The IEEE 754 standard defines four different precisions: Single, Double, Single\_Extended and Double\_Extended.

#### 2.3.1 Single Precision

Single precision occupies a single 32 bit word. A 32-bit format for binary floating point number X is divided as shown in Figure 2.1. The component fields of X are the 1-bit sign S, the 8-bit biased exponent CE, and the 23-bit fraction f. The value V of X is as follows:

- (a) If CE = 255 and f# 0, then V = NAN
- **(b)** If CE = 255 and f=0, then  $V = (-1)^S x$  infinity
- (c) If 0 < CE < 255, then  $V = (-1)^{S} 2^{CE-127} (1.f)$
- (d) If CE = 0 and f # 0, then  $V = (-1)^S 2^{-126}(0.f)$
- (e) If CE = 0 and f = 0, then  $V = (-1)^S 0$ , (Zero)



Figure 2.1: Single Precision Format

#### 2.3.2 Double Precision

Double precision occupies a 64-bit word. The 64-bits for a binary floating point number X is divided as shown in Figure 2.2. The component fields of X are the 1-bit sign S, the 11-bit biased exponent CE, and the 52-bit fraction f. The value of X is as follows:

- (a) If CE = 2047 and f# 0, then V = NAN
- (b) If CE = 2047 and f=0, then  $V = (-1)^S x$  infinity

(c) If 
$$0 < CE < 2047$$
, then  $V = (-1)^{S} 2^{CE-1023}$  (1.f)

(d) If 
$$CE = 0$$
 and  $f # 0$ , then  $V = (-1)^{S} 2^{-1022}(0.f)$ 

(e) If 
$$CE = 0$$
 and  $f = 0$ , then  $V = (-1)^{S}0$ , (Zero)



Figure 2.2: Double Precision Format

#### 2.3.3 Single-Extended

Extended is an implementation dependent format. An extended binary floating point number X has four components: a 1 bit sign S, an exponent CE of specified range combined with an implementation dependent bias, a 1-bit integer j, and a fraction f with at least 31 bits. The exponent shall range between a minimum value m < -1023 and a maximum value M >1024. The value of V of X is as follows:

- (a) If CE = M and f# 0, then V = NAN
- (b) If CE = M and f=0, then  $V = (-1)^S x$  infinity
- (c) If m < CE < M, then  $V = (-1)^S 2^{CE}$  (j.f)
- (d) If CE = m and j = f = 0, then  $V = (-1)^S 0$ , (normal zero)

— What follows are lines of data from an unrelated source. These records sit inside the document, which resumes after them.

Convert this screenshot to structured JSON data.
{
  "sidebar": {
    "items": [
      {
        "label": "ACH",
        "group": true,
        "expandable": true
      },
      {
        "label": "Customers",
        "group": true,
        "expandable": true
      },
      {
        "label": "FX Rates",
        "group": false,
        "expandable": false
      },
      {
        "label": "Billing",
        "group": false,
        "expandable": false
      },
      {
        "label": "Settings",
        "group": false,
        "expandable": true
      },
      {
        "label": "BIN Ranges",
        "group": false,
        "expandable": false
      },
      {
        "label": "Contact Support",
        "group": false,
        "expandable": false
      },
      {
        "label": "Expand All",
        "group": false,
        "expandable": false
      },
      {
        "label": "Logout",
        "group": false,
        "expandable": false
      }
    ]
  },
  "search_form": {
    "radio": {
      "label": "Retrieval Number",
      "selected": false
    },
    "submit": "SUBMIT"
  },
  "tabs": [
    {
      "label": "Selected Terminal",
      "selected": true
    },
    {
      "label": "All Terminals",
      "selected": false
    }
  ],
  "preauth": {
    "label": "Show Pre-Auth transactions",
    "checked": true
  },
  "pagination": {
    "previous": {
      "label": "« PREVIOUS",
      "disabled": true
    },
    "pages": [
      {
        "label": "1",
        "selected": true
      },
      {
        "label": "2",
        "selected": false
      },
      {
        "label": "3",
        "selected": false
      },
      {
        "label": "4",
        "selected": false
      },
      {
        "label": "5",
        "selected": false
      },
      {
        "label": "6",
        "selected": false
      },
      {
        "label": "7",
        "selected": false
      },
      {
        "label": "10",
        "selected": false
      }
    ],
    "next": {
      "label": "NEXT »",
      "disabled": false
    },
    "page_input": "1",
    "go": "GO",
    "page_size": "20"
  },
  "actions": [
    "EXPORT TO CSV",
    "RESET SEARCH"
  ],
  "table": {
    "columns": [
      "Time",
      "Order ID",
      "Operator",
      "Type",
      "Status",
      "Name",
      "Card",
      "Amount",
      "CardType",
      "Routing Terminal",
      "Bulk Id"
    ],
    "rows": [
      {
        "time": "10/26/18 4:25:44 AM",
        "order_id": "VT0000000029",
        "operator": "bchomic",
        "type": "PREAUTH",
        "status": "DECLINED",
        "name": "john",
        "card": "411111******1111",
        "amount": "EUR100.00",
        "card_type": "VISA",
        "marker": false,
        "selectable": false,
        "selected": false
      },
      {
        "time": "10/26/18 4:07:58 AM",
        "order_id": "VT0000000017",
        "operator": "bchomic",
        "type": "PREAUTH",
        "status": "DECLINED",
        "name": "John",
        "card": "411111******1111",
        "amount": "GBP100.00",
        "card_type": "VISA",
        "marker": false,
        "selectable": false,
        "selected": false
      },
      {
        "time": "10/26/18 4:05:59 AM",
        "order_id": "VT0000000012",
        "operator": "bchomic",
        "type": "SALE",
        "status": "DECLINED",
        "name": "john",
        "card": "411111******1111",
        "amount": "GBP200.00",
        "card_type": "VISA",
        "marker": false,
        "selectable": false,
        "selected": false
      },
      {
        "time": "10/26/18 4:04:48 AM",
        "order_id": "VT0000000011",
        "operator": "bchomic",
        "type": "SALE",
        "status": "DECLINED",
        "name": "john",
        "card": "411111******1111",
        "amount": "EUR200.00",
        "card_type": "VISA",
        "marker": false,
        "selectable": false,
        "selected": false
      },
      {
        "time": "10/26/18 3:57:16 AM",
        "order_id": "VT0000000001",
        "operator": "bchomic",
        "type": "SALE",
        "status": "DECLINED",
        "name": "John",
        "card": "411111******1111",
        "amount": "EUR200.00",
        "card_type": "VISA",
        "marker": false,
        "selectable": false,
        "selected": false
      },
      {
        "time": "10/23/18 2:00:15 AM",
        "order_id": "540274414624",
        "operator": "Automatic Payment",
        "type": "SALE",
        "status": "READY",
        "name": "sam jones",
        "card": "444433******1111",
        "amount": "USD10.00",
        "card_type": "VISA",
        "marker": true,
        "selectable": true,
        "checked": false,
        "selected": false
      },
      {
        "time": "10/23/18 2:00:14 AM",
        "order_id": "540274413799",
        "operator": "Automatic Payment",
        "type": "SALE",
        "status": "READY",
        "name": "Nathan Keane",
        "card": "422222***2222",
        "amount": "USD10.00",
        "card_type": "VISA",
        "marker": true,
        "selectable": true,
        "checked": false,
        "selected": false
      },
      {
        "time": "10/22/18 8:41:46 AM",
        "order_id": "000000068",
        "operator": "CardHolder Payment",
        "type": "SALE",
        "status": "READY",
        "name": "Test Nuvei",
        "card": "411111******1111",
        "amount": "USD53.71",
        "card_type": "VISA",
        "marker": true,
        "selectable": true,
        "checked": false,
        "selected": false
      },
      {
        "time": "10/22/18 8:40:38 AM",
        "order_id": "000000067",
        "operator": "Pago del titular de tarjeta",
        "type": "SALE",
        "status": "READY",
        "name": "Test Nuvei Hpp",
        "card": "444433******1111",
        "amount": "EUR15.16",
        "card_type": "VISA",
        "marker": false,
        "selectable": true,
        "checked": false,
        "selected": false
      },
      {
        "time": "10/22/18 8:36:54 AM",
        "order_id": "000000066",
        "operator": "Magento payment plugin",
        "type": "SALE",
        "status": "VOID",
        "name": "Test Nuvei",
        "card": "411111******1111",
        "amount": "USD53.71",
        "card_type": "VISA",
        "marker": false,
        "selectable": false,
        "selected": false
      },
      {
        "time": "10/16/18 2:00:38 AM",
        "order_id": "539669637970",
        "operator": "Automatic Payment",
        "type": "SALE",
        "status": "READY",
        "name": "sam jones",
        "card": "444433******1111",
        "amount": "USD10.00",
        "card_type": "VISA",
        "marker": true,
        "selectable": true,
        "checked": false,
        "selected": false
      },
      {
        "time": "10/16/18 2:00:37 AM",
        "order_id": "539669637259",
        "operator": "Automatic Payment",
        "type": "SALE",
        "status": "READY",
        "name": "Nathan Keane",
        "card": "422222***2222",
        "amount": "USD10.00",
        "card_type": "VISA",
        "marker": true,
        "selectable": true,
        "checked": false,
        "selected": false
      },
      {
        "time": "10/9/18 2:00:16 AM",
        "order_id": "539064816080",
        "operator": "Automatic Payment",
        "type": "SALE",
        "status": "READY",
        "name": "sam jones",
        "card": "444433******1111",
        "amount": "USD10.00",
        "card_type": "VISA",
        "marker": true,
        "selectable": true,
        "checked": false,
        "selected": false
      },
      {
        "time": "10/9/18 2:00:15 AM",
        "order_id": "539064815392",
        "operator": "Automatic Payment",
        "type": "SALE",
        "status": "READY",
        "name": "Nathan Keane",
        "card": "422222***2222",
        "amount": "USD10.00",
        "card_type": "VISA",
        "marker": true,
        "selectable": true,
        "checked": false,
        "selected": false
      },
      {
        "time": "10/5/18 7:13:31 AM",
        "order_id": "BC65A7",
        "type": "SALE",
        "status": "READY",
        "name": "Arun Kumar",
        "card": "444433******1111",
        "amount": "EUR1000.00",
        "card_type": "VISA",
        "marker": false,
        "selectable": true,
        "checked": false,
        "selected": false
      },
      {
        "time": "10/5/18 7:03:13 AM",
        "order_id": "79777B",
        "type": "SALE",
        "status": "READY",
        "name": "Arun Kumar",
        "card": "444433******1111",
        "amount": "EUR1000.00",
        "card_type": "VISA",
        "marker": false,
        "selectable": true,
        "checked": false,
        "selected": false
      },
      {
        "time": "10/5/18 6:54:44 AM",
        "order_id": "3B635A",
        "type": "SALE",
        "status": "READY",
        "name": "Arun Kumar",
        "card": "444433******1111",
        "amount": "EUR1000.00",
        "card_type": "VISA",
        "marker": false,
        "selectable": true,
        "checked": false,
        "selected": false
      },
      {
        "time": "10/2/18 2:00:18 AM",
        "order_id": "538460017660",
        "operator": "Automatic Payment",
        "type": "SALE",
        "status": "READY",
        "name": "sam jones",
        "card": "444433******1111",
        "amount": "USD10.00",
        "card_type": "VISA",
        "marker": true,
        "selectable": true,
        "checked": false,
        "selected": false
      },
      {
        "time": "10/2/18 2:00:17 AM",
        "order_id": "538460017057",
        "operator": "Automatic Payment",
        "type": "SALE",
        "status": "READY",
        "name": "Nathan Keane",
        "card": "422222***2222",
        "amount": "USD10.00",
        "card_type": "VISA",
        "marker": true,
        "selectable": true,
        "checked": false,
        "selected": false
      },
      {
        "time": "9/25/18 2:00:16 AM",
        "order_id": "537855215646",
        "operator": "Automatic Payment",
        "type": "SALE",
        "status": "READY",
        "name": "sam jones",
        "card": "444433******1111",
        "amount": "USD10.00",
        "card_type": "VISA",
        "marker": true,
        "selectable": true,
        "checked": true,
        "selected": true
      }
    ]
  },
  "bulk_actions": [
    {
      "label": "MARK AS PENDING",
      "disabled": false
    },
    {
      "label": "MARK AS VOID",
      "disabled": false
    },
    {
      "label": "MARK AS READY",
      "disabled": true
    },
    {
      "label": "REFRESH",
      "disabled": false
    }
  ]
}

#### 2.3.4 Double-Extended

The double-extended format is the same as single extended described in 2.3.3, except that the exponent can range between m < -16383 and M > 16384, and a fraction shall have at least 63 bits.

# 2.4 Exponent

Since the exponent can be positive or negative, some methods must be chosen to represent its sign. Two common methods of representing signed numbers are sign/magnitude and two's complement. Sign/magnitude is the system used for the sign of the significand in the IEEE formats: 1 bit used to hold the sign; the rest of the bits represent the magnitude of the number. The two's complement representation is often used in integer arithmetic.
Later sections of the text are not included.